Makes sense: the pipe shouldn’t matter, the connection should.

Timothy B. Lee:

BlackBerry eventually realized that it would need to compete effectively in the consumer market if it wanted to survive. But building consumer-friendly mobile devices wasn’t its engineers’ strong suit. And by the time BlackBerry released a modern touchscreen phone in 2010, three years after the iPhone came on the market, it had a huge deficit to make up.

While Microsoft was just far too late to the market (though you can argue they shouldn’t have been given the relative success of Windows Mobile), BlackBerry was right in the thick of it as a leader in smartphones when the iPhone hit. And they still couldn’t use that strong market position to figure it out until it was too late.

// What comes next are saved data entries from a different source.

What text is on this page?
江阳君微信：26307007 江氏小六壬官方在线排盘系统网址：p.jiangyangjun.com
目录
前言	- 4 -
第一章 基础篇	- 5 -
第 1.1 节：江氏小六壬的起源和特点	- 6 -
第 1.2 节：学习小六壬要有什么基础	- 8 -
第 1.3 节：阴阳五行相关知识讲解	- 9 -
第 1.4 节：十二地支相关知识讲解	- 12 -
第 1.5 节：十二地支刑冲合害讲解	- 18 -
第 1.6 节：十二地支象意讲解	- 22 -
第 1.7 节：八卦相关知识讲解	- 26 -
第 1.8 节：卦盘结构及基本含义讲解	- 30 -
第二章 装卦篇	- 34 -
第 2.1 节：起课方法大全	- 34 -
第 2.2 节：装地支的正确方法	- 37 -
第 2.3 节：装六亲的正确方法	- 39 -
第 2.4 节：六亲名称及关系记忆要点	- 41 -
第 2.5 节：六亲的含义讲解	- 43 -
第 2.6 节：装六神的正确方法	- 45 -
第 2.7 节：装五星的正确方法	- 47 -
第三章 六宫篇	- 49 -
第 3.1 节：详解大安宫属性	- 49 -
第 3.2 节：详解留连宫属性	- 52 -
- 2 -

Yet another case of a strong market position actually being a weakness because it blinds and/or binds you.

Wayne Ma:

Lian Jiyu, 25 years old, said he wanted the 5S over the 5C because the 5S is the first phone to be offered in a gold color. “I don’t care what’s inside the device,” said Mr. Lian, who works at a local TV station. “Chinese people like gold,” he said. Mr. Lian was in line at 4 a.m. but ultimately was turned away four hours later because he hadn’t pre-ordered the device.

Remember all those folks who scoffed at the gold iPhone? It seemed to be everyone but this guy.